The other source of conflict is the need to pay ‘bride-price’ in order to get married.
Apparently, the 20 years of civil war that ended in 2005 caused serious inflation in the level of bride price. Before the war, it was common for a man to have to pay four or five cows to the family of his prospective bride in order to gain their permission for the marriage. These days, bride prices of 30-50 cows are quite common and it is not unusual for the price to go over 100. When my counterpart in the County Education Office got married last year, he was expected to pay 300 cows, 150 as a down-payment and 150 to follow, in order to marry the daughter of a former National Government Minister.
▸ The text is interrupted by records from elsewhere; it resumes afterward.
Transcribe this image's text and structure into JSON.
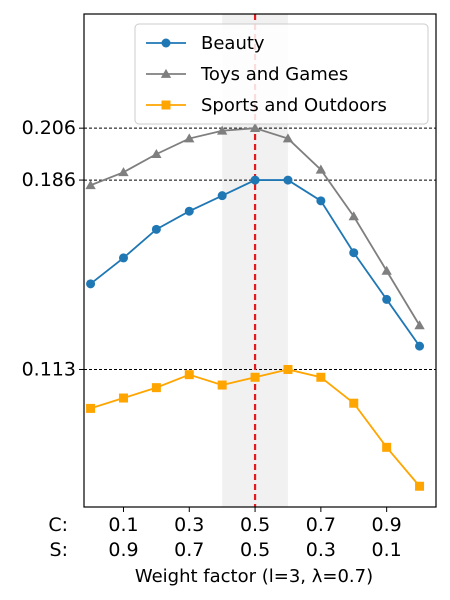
{
  "chart_data": {
    "type": "line",
    "title": "",
    "xlabel": "Weight factor (l=3, λ=0.7)",
    "ylabel": "",
    "x": [
      0.0,
      0.1,
      0.2,
      0.3,
      0.4,
      0.5,
      0.6,
      0.7,
      0.8,
      0.9,
      1.0
    ],
    "xlim": [
      -0.02,
      1.05
    ],
    "ylim": [
      0.06,
      0.25
    ],
    "x_tick_rows": [
      {
        "row_label": "C:",
        "ticks": [
          {
            "x": 0.1,
            "label": "0.1"
          },
          {
            "x": 0.3,
            "label": "0.3"
          },
          {
            "x": 0.5,
            "label": "0.5"
          },
          {
            "x": 0.7,
            "label": "0.7"
          },
          {
            "x": 0.9,
            "label": "0.9"
          }
        ]
      },
      {
        "row_label": "S:",
        "ticks": [
          {
            "x": 0.1,
            "label": "0.9"
          },
          {
            "x": 0.3,
            "label": "0.7"
          },
          {
            "x": 0.5,
            "label": "0.5"
          },
          {
            "x": 0.7,
            "label": "0.3"
          },
          {
            "x": 0.9,
            "label": "0.1"
          }
        ]
      }
    ],
    "y_ticks": [
      {
        "value": 0.206,
        "label": "0.206"
      },
      {
        "value": 0.186,
        "label": "0.186"
      },
      {
        "value": 0.113,
        "label": "0.113"
      }
    ],
    "reference_lines_y": [
      0.206,
      0.186,
      0.113
    ],
    "highlight_band_x": [
      0.4,
      0.6
    ],
    "vertical_line_x": 0.5,
    "series": [
      {
        "name": "Beauty",
        "color": "#1f77b4",
        "marker": "circle",
        "values": [
          0.146,
          0.156,
          0.167,
          0.174,
          0.18,
          0.186,
          0.186,
          0.178,
          0.158,
          0.14,
          0.122
        ]
      },
      {
        "name": "Toys and Games",
        "color": "#7f7f7f",
        "marker": "triangle",
        "values": [
          0.184,
          0.189,
          0.196,
          0.202,
          0.205,
          0.206,
          0.202,
          0.19,
          0.172,
          0.151,
          0.13
        ]
      },
      {
        "name": "Sports and Outdoors",
        "color": "#ffa500",
        "marker": "square",
        "values": [
          0.098,
          0.102,
          0.106,
          0.111,
          0.107,
          0.11,
          0.113,
          0.11,
          0.1,
          0.083,
          0.068
        ]
      }
    ],
    "legend": {
      "position": "top-right"
    },
    "grid": false
  }
}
Which begs the question “What is the bride’s role in all this?” Well, the short answer is “None.” Indeed, not even the bride’s parents have much of a say in the whole affair. Dinka society believes that the girls’ parents are too close to their daughter to be objective in deciding what is good for the tribe or clan when it comes to marriage. It is the uncles who will decide whether a proposal of marriage should be accepted and, if so, how many cows should change hands.
But South Sudan wants to move from being a war-riven, tribally-divided and completely under-developed country into a modern nation state. So, on the one hand you have this very traditional, male dominated society where the role of women is limited to keeping house for men and bearing children for the clan. On the other hand the Government of South Sudan has signed up to all of the international conventions relating to women’s rights and gender equality.
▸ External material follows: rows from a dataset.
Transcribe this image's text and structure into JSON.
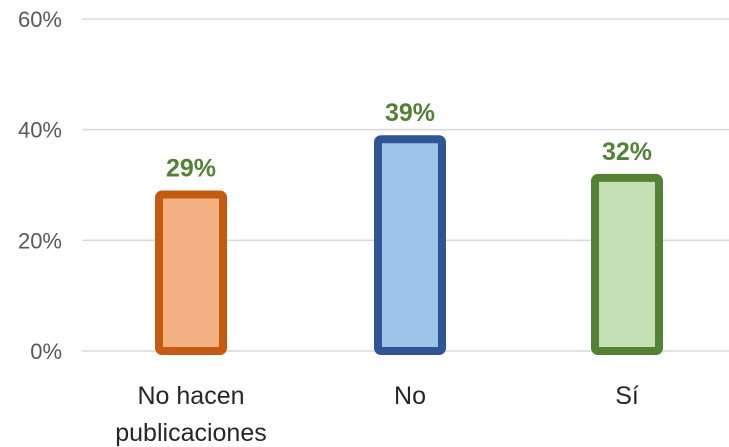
{
  "chart_data": {
    "type": "bar",
    "categories": [
      [
        "No hacen",
        "publicaciones"
      ],
      [
        "No"
      ],
      [
        "Sí"
      ]
    ],
    "values": [
      29,
      39,
      32
    ],
    "data_labels": [
      "29%",
      "39%",
      "32%"
    ],
    "ylim": [
      0,
      60
    ],
    "yticks": [
      0,
      20,
      40,
      60
    ],
    "ytick_labels": [
      "0%",
      "20%",
      "40%",
      "60%"
    ],
    "grid": true,
    "colors": {
      "fills": [
        "#f4b183",
        "#9dc3e6",
        "#c5e0b4"
      ],
      "strokes": [
        "#c55a11",
        "#2f5597",
        "#548235"
      ],
      "data_label": "#548235",
      "grid": "#d9d9d9"
    }
  }
}
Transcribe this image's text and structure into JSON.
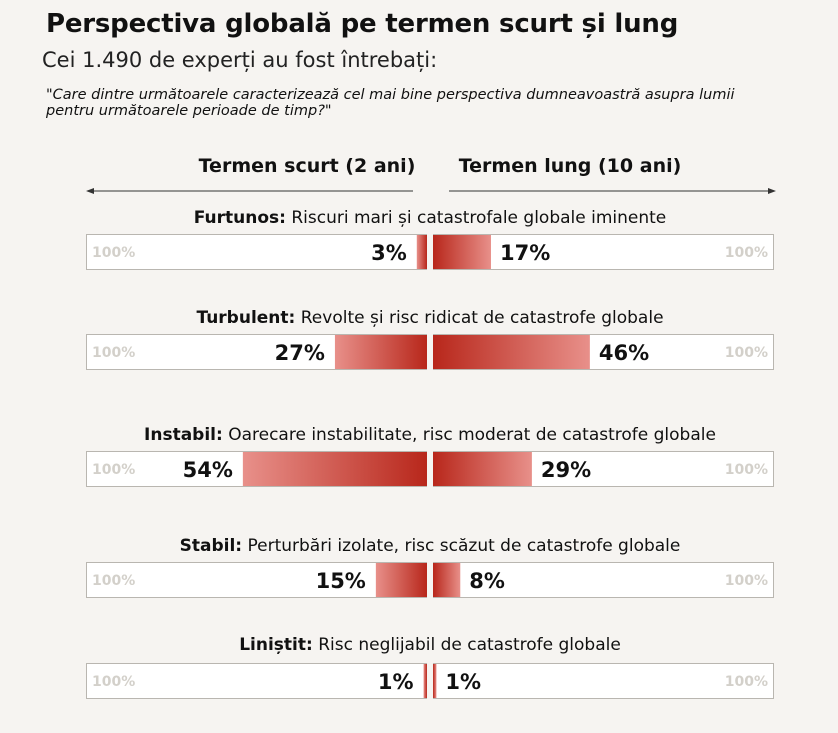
{
  "header": {
    "title": "Perspectiva globală pe termen scurt și lung",
    "subtitle": "Cei 1.490 de experți au fost întrebați:",
    "question": "\"Care dintre următoarele caracterizează cel mai bine perspectiva dumneavoastră asupra lumii pentru următoarele perioade de timp?\""
  },
  "chart_data": {
    "type": "bar",
    "orientation": "horizontal-diverging",
    "left_label": "Termen scurt (2 ani)",
    "right_label": "Termen lung (10 ani)",
    "scale_label": "100%",
    "xlim": [
      0,
      100
    ],
    "categories": [
      {
        "name": "Furtunos:",
        "description": "Riscuri mari și catastrofale globale iminente"
      },
      {
        "name": "Turbulent:",
        "description": "Revolte și risc ridicat de catastrofe globale"
      },
      {
        "name": "Instabil:",
        "description": "Oarecare instabilitate, risc moderat de catastrofe globale"
      },
      {
        "name": "Stabil:",
        "description": "Perturbări izolate, risc scăzut de catastrofe globale"
      },
      {
        "name": "Liniștit:",
        "description": "Risc neglijabil de catastrofe globale"
      }
    ],
    "series": [
      {
        "values": [
          3,
          27,
          54,
          15,
          1
        ],
        "labels": [
          "3%",
          "27%",
          "54%",
          "15%",
          "1%"
        ]
      },
      {
        "values": [
          17,
          46,
          29,
          8,
          1
        ],
        "labels": [
          "17%",
          "46%",
          "29%",
          "8%",
          "1%"
        ]
      }
    ],
    "colors": {
      "dark": "#b8271b",
      "light": "#e8908a",
      "frame": "#b9b6b0",
      "scale_text": "#d3d0ca"
    }
  }
}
Girl’s education is a major priority for the education system according to all of the policy documents. Women’s rights to equal treatment are enshrined in law at all levels, and there is no shortage of donor money for projects geared towards improving the situation regarding women in society.
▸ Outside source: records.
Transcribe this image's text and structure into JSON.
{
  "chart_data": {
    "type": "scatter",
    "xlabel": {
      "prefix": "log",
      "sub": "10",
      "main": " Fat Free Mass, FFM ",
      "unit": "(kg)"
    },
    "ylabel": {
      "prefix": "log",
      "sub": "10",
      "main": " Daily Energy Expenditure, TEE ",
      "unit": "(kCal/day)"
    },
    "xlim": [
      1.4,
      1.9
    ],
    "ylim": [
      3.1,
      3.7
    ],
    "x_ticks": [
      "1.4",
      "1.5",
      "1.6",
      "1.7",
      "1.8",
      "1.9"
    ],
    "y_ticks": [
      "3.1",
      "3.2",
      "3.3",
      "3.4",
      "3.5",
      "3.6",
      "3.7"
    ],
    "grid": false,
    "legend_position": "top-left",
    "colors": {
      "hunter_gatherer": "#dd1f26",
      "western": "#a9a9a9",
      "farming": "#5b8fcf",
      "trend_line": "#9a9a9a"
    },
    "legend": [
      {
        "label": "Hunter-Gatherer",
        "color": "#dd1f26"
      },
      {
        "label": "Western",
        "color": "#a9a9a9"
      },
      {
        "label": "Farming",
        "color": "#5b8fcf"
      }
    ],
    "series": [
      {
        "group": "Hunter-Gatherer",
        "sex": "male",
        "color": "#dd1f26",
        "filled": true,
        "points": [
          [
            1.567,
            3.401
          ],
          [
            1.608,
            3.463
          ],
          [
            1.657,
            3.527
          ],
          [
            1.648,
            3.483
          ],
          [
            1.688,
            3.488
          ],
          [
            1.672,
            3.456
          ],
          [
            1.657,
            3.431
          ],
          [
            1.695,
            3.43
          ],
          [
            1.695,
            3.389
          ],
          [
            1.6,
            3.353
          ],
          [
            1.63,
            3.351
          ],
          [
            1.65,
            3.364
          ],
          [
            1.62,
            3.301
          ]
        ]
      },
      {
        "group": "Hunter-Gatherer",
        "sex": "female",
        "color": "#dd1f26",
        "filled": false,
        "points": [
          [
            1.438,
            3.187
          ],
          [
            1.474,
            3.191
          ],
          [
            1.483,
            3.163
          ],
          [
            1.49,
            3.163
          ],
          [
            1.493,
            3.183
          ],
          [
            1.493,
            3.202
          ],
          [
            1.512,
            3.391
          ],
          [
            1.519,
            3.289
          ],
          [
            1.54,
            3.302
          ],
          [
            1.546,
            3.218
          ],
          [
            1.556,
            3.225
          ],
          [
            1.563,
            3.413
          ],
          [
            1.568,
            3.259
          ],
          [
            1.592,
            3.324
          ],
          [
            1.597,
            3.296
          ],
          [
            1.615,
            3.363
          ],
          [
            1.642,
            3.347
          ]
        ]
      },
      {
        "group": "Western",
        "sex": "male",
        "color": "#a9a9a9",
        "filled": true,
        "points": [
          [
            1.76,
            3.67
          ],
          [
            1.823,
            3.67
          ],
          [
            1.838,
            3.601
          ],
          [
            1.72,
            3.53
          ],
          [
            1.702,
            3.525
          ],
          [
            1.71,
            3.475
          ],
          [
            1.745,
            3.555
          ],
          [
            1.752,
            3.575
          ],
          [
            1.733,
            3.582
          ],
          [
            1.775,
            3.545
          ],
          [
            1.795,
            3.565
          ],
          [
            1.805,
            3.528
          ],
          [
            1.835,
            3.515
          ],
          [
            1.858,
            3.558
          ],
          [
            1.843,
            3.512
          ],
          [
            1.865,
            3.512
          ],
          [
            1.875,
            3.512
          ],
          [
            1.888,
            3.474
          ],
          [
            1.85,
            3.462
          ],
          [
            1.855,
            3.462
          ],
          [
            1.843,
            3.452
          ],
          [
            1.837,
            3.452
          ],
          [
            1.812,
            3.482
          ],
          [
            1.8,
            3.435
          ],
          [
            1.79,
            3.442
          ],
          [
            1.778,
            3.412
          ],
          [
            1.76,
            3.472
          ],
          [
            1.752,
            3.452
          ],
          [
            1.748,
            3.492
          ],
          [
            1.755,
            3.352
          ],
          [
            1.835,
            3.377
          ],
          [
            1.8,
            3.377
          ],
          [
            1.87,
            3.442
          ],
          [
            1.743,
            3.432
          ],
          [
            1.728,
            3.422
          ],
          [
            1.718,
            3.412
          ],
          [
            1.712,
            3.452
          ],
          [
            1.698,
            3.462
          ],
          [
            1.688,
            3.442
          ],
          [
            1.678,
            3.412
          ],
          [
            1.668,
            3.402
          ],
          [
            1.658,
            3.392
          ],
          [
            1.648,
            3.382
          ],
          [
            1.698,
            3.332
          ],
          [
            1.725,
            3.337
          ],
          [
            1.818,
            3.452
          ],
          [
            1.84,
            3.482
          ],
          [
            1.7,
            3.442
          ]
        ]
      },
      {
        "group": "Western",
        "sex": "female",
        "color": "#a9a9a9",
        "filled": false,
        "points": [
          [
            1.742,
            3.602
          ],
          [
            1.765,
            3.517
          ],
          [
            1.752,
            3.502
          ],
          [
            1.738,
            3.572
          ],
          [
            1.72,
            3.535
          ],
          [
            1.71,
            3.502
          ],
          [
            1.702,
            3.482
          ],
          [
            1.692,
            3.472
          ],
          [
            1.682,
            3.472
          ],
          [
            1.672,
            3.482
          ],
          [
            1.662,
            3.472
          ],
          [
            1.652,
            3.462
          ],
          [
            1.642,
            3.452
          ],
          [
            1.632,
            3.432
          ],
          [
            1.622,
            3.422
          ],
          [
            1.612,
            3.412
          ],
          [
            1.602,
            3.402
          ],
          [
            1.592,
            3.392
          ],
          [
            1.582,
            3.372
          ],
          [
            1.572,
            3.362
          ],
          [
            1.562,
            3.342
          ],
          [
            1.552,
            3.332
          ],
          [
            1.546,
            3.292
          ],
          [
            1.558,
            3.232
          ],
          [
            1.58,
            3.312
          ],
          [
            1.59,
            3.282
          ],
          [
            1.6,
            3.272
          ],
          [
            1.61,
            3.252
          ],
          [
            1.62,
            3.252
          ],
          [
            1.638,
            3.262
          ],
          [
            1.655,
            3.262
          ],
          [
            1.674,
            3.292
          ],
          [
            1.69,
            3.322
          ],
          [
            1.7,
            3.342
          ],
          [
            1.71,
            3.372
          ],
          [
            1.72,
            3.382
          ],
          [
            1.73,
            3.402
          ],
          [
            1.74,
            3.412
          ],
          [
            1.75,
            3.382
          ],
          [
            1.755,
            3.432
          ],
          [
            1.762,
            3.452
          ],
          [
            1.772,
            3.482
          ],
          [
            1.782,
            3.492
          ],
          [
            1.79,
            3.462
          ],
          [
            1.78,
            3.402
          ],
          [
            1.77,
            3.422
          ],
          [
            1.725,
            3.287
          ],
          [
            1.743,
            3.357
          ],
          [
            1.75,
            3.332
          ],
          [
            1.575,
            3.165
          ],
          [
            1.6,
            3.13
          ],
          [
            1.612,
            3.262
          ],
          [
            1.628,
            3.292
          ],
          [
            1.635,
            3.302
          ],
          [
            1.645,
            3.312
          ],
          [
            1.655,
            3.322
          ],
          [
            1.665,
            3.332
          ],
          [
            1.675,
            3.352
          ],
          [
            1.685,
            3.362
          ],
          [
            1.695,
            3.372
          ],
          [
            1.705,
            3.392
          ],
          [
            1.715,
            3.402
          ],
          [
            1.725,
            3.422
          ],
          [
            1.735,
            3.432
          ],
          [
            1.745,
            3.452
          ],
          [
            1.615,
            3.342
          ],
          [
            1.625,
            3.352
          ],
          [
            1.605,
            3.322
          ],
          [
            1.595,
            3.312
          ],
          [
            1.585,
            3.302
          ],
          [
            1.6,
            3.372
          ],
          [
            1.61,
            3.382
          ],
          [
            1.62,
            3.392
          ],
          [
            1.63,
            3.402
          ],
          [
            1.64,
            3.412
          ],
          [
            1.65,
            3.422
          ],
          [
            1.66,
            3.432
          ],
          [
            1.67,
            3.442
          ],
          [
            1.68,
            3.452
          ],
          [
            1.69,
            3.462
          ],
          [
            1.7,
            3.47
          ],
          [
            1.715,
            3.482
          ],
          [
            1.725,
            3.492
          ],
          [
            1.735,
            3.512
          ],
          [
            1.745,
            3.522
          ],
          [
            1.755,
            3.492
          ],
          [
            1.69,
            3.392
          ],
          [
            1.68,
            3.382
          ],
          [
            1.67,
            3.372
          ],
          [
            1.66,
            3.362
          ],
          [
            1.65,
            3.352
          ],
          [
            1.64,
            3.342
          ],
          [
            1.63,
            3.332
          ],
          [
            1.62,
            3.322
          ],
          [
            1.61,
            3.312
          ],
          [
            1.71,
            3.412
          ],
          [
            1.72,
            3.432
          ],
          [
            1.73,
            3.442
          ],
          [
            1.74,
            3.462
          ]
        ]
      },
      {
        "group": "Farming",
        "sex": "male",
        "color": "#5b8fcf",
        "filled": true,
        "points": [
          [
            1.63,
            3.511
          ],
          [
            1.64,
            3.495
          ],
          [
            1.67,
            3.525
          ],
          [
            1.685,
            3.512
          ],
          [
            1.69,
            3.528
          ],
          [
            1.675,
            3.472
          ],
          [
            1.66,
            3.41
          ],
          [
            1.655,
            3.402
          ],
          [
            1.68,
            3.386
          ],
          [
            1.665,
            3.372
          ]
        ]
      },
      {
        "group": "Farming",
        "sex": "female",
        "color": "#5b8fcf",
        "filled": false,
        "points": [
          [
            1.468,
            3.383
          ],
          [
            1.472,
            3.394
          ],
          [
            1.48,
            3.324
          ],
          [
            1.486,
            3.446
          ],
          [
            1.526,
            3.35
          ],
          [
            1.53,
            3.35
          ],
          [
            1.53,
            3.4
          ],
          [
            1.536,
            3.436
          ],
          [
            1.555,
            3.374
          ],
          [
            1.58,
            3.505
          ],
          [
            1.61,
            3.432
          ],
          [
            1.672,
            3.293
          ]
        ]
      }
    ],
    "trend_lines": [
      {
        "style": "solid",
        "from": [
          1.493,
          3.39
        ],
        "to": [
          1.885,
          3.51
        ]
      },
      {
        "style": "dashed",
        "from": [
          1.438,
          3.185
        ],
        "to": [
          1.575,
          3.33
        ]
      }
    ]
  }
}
The problem is that for the vast majority of the male decision makers in Dinka-land at least, and they are almost all male, the idea of equal rights for women just does not make any sense. Why would you educate a girl when there are not enough school places to accommodate the boys? Why would you want to get women into the work place when there are so many men without jobs? And if you do educate girls, they will just become dissatisfied with their lot, have different ideas, and where will that lead?
And in any case, if a girl goes to school, that might delay her being married, which might, in turn, put off the day when cows will come into the family to enable her brothers to be married.
So talking to people about gender equity and the rights of the girl-child can be challenging at times and it is clear that change will be a long time a-coming. We shouldn’t forget that the kinds of attitudes that we met in Rumbek were not at all uncommon in Britain not so very many years ago, and you would not have to go very far to hear men expressing them even today.
Of course, if you are living in a cattle camp and you do not have enough cows to get married, then one easy option is to get together with a gang of young men from your clan and launch a raid on a cattle camp in a neighbouring state and steal some cows. And so the cycle of violence will start off again.
So, cows are central to any understanding of Dinka culture and thinking. They were our constant companions while we were in Rumbek. We had to ride around them, past them or through them on our bikes on a daily basis. Cows and the Governors motorcade, had automatic right of way on the road and since I didn’t dare take photos of the motorcade the cows have to have their place in this blog. I hope you like the pictures.